Minister for Finance Paschal Donohoe has expressed new reservations about the possibility of a global minimum corporate tax rate, while insisting any new deal must "accommodate" Ireland's 12.5 per cent rate.
He said that proposals, which have recently emerged for high minimum effective tax rates, had confirmed his initial reservations about the plan.
The US has proposed a minimum rate of 21 per cent on the international earnings of US companies, which is way above the Irish rate.
Speaking at a seminar on international tax hosted by the Department of Finance, Mr Donohoe underlined his belief that small countries "need to be able to use tax policy as a legitimate lever to compensate for advantages of scale, location, resources, industrial heritage and the real, material and persistent advantage enjoyed by larger countries."
He said Ireland’s long-established corporate tax rate of 12.5 per cent was “a fair rate and within the ambit of healthy tax competition”.

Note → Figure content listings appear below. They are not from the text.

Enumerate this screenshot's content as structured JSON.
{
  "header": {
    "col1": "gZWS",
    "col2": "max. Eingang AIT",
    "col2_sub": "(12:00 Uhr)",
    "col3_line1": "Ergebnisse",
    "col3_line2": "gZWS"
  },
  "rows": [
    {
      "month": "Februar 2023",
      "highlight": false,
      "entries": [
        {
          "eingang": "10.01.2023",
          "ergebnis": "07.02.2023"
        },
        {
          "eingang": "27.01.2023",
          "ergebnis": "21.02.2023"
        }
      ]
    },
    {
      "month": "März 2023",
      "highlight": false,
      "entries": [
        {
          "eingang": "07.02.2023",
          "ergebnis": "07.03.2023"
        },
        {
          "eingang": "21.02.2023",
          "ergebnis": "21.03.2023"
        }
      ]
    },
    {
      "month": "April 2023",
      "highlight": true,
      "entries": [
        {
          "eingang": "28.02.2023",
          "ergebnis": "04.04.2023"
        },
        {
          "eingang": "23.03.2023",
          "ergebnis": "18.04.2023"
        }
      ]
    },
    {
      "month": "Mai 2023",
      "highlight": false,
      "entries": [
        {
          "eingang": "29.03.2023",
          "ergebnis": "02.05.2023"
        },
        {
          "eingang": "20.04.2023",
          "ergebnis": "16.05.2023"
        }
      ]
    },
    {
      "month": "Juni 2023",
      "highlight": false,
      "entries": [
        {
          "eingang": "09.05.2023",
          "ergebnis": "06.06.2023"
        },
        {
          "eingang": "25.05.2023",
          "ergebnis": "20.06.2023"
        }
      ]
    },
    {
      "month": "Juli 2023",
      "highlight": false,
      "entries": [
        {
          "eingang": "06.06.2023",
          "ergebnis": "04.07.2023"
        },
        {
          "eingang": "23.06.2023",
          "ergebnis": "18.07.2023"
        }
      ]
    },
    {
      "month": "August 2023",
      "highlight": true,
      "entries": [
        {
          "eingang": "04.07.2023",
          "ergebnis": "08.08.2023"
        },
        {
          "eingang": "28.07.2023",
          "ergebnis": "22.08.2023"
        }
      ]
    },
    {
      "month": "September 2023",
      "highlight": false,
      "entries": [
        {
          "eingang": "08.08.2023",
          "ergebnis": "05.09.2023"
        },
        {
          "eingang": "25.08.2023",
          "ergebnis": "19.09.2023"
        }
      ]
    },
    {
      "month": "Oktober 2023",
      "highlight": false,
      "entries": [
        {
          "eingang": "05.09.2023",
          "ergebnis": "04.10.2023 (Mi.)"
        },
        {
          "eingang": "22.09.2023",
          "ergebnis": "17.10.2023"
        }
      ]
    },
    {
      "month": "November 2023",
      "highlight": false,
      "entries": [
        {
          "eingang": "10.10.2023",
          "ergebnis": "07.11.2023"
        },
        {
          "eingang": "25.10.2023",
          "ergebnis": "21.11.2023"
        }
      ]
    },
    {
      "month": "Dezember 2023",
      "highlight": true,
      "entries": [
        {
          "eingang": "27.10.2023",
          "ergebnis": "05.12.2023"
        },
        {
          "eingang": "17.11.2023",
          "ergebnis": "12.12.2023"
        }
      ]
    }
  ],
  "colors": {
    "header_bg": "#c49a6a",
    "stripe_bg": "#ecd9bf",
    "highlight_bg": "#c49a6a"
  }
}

“It is a rate that can contribute to exchequer revenues for investment in infrastructure and capacity, and one that can also stimulate investment, growth and innovation, which are core to Ireland’s industrial policy,” he said.
While acknowledging that an international agreement on tax could bring stability, he said it must “accommodate” Ireland’s headline rate.
This is the first time Mr Donohoe has responded directly to new US proposals for an effective minimum rate.
A major shake-up of the way corporation tax is collected is on the horizon, with the US now seemingly backing reform at a multilateral level.
The concept of a global minimum tax rate has been part of OECD’s “pillar two” negotiations on corporate tax reform, which are due to conclude this year.
The fear is that a minimum rate could undermine the uniqueness of Ireland’s offering.
Pascal Saint-Amans, who heads the OECD’s tax department, told the conference that a “strong” minimum tax proposal was necessary for agreement at OECD level, though he did not mention a rate.
Mr Donohoe acknowledged that the current reform proposals were likely to shrink Ireland’s corporate tax base by about 20 per cent or €2 billion.
“There are risks in an agreement, but the risks may be greater with continued uncertainty and instability if there is no agreement,” he said.
“There will be twists and turns in this negotiation over the months ahead and I think it is in everyone’s interests to have a balanced agreement,” Mr Donohoe said.
The Department of Finance believes corporation tax receipts will be roughly €2 billion lower by 2025 on foot of the proposed changes.
The department’s latest stability programme update factors in a €500 million cost to annual corporate tax revenue in each year from 2022 to 2025.
However, the department still expects total corporation tax receipts to grow from €11.6 billion this year to €12.5 billion by 2025, a smaller rate of increase than seen in recent years.